Benzodiazepines decrease CMRO2 and CBF in a dose-dependent manner. Positron emission tomographic studies have shown selective decreases in brain regions associated with attention, arousal, and memory in patients treated with benzodiazepines.

Fentanyl modestly reduces CMRO2 and CBF, although data on this topic are very limited. Sufentanil causes either a modest reduction in these parameters or no change. Alfentanil causes no change in CMRO2 or CBF in dogs. Sedative doses of remifentanil can increase CBF slightly; large doses suppress CBF. High-dose fentanyl and sufentanil cause epileptiform activity, but smaller clinical doses are unlikely to precipitate seizures. Modest doses of alfentanil provoke seizures in patients with epilepsy. This property of alfentanil is occasionally used in the operating room to assist the surgeon in locating an epileptogenic focus for resection under general anesthesia.

Morphine depresses CMRO2 and CBF by a small to moderate degree. Histamine release can cause cerebral vasodilation, and CBF and CBV will be dependent on MAP.

Dexmedetomidine reduces CBF and CMRO2 in parallel. Reduction in MAP reduces the margin of safety in patients dependent on collateral perfusion pressure.

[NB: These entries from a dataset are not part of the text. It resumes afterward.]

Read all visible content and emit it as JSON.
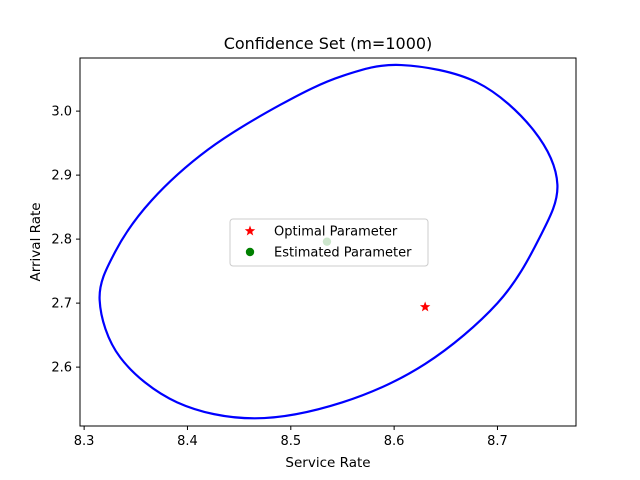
{
  "chart_data": {
    "type": "scatter",
    "title": "Confidence Set (m=1000)",
    "xlabel": "Service Rate",
    "ylabel": "Arrival Rate",
    "xlim": [
      8.296,
      8.776
    ],
    "ylim": [
      2.508,
      3.083
    ],
    "xticks": [
      {
        "value": 8.3,
        "label": "8.3"
      },
      {
        "value": 8.4,
        "label": "8.4"
      },
      {
        "value": 8.5,
        "label": "8.5"
      },
      {
        "value": 8.6,
        "label": "8.6"
      },
      {
        "value": 8.7,
        "label": "8.7"
      }
    ],
    "yticks": [
      {
        "value": 2.6,
        "label": "2.6"
      },
      {
        "value": 2.7,
        "label": "2.7"
      },
      {
        "value": 2.8,
        "label": "2.8"
      },
      {
        "value": 2.9,
        "label": "2.9"
      },
      {
        "value": 3.0,
        "label": "3.0"
      }
    ],
    "grid": false,
    "legend_position": "center-left",
    "series": [
      {
        "name": "Optimal Parameter",
        "marker": "star",
        "color": "#ff0000",
        "points": [
          {
            "x": 8.63,
            "y": 2.694
          }
        ]
      },
      {
        "name": "Estimated Parameter",
        "marker": "circle",
        "color": "#008000",
        "points": [
          {
            "x": 8.535,
            "y": 2.796
          }
        ]
      }
    ],
    "confidence_region": {
      "shape": "ellipse",
      "color": "#0000ff",
      "boundary": [
        [
          8.315,
          2.705
        ],
        [
          8.33,
          2.78
        ],
        [
          8.365,
          2.86
        ],
        [
          8.42,
          2.94
        ],
        [
          8.49,
          3.01
        ],
        [
          8.55,
          3.055
        ],
        [
          8.607,
          3.072
        ],
        [
          8.68,
          3.045
        ],
        [
          8.735,
          2.97
        ],
        [
          8.758,
          2.885
        ],
        [
          8.74,
          2.8
        ],
        [
          8.7,
          2.7
        ],
        [
          8.63,
          2.605
        ],
        [
          8.55,
          2.545
        ],
        [
          8.465,
          2.52
        ],
        [
          8.39,
          2.545
        ],
        [
          8.335,
          2.615
        ]
      ]
    }
  }
}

Mannitol causes a transient increase in CBV, which returns to normal after approximately 10 min.

Inhaled anesthetic agents

Inhaled anesthetic agents reduce CMRO2 (see Chapter 67, Central Nervous System Effects of the Inhalation Agents). Decreases in CMRO2 are dose dependent and nonlinear below 1 minimum alveolar concentration (MAC) of the agent; a precipitous drop is followed by a more gradual, linear decline as MAC is increased. Maximal reduction occurs with electroencephalographic suppression. Differences among the CMRO2 effects of isoflurane, desflurane, and sevoflurane are minor.

Autoregulation is impaired by volatile anesthetic agents in a dose-dependent manner (see Figure 42-3). Sevoflurane impairs autoregulation less than does isoflurane or desflurane, which do so less than halothane. (This pattern follows the vasodilatory potency of each gas.)

Inhalation anesthetic agents are direct cerebral vasodilators. The correlation between CBF and CBV is not direct. With vasodilation induced by a inhalation agent, CBV increases, whereas CBF may be unchanged or reduced. Increased CBV may result in significant increases in ICP.

CO2 responsiveness is preserved with the use of inhalation anesthetic agents. Hypocapnia attenuates the increased ICP caused by halothane when hypocapnia is instituted before the use of halothane, whereas the ICP effects of isoflurane and desflurane can be attenuated with simultaneous use of hypocapnia in patients with normal intracranial elastance. Hypocapnia may not effectively block a inhalation gas–induced increase in ICP in patients with intracranial tumors because impairments of normal brain physiology disable both PaCO2 responsiveness and autoregulation.

When administered alone, N2O increases CMRO2, CBF, and ICP. These effects are moderated or obliterated when N2O is used in combination with intravenously administered drugs. The addition of N2O to a inhalation anesthetic agent causes a moderate increase in CBF.